Johann Sebastian BACH (1685-1750) French Suites
No. 1 in D minor BWV 812 [16:45]
No. 2 in C minor BWV 813 [15:56]
No. 3 in B minor BWV 814 [16:43]
No. 4 in E-flat major BWV 815 [14:46]
No. 5 in G major BWV 816 [18:34]
No. 6 in E major BWV 817 [16:18] Wolfgang Amadeus MOZART (1756-1791)
Suite in C major, K.399 (1782) and Gigue in G major, K.574 (1789) [15:07]
Peter Hill (piano)
rec. 5-8 July 2015, University Concert Hall, Cardiff. DELPHIAN DCD34166 [64:14 + 50:02]
I remain a great fan of Peter Hill’s Well Tempered Clavier on the Delphian label (reviews here of Book 1 and Book 2), and if you have already heard these then you will already know what to expect from this recording of The French Suites.
Hill’s touch in Bach is very much a ‘chamber-music’ experience rather than one for larger concert venues. That said, his sound is of the sort which would carry much further than you might expect. Poetic and confiding, Hill’s piano is made to sound sympathetic with 18th century aesthetics rather than the symphonic concert arenas of the 19th and 20th – those fields in which the modern Steinway has been designed to be competitive.
Sublimely crafted beauty is where we begin and end with this set. Even where drama might seem to be called for there is control and reserve aplenty. Many pianists take the final Gigue of the First Suite as a call for theatricality, Andrea Bacchetti’s Sony recording being a case in point, and none the worse for that as an alternative view. Hill retains his sense of proportion, balancing those dotted rhythms against the antique bustle of the earlier Courante. That gorgeous Sarabande is of course the heart of this suite, and Hill’s sustained performance sings with mystic devotion without turning the movement into an uphill dirge. Hill takes a measured approach in general but is by no means always slow, or certainly doesn’t sound slow in something like the Courante of the Second Suite. András Schiff is more rapid here in his Decca recording, but with a greater tendency towards rubati and wider dynamic extremes gives his Bach a more romantic feel than Hill. While on the subject of rubato and expressive ‘lift’ to notes and phrases I came across Ivo Janssen’s complete Bach box while searching through various versions online, and was disturbed to hear him putting irritating little rhythmic stretches in all over the place in his French Suites, so I’m glad I avoided that when it came out in 2011.
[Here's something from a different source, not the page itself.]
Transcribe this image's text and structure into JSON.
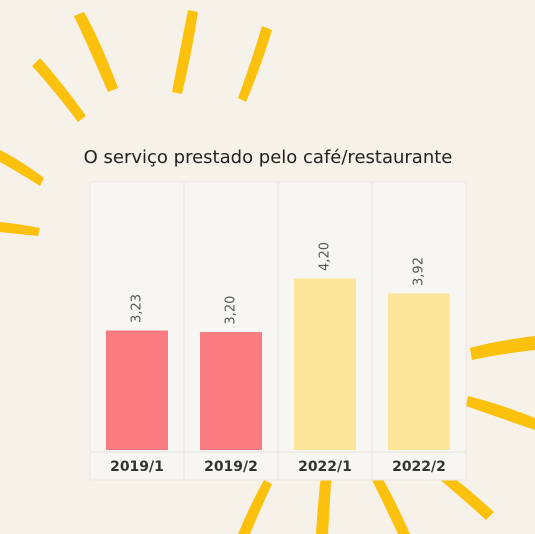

Peter Hill’s playing has that natural sense of breathing and flow which pretty much removes expression from the thought processes while listening, by which I mean it is avoided as a technical layer and becomes integrated into the music in ways which make performer and composer somehow inseparable. There is a lack of complication here which allows you to sit back and enjoy in the knowledge that you are in safe hands. Take the two-part Allemande that opens the Third Suite: no need for much embellishment, no great expressive statements to deliver, just Bach’s refined counterpoint in its purest form. There are arguments to be had about tempi in this and other movements of course. Andrei Gavrilov on his admirable Deutsche Grammophon recording comes in at 2:25 to Hill’s leisurely 3:39 in this movement, but then Hill replies with a Courante at 2:13, running fairly close to Gavrilov’s 1:56 and winning in the contrast stakes. Hill is frequently less flashy than his rivals, but usually with good reason.
Peter Hill goes into some detail on each suite in his excellent booklet notes for this release, and points out the Suite in C, K.399 “epitomises Mozart’s fascination with baroque music”, making its choice as a filler by no means a strange one. The transition from Bach to Mozart is distinctive but by no means shocking. Hill has completed this four-movement K-number with the Gigue in G, K.574 written in Leipzig in 1789 while steeped in the atmosphere of Bach’s Thomaskirche. Mozart’s counterpoint has an exploratory quality which wanders into territories for which Bach would no doubt have been keen to point out alternative solutions, but that final Gigue is indeed a tour de force that takes us through much of the chromatic scale in under two minutes.
Peter Hill is to Bach what Dave McKenna was to jazz when it comes to the piano. His amicable and unpretentious playing fills me with a warm fuzzy feeling and leaves me happy to be alive, and you can’t get much better than that.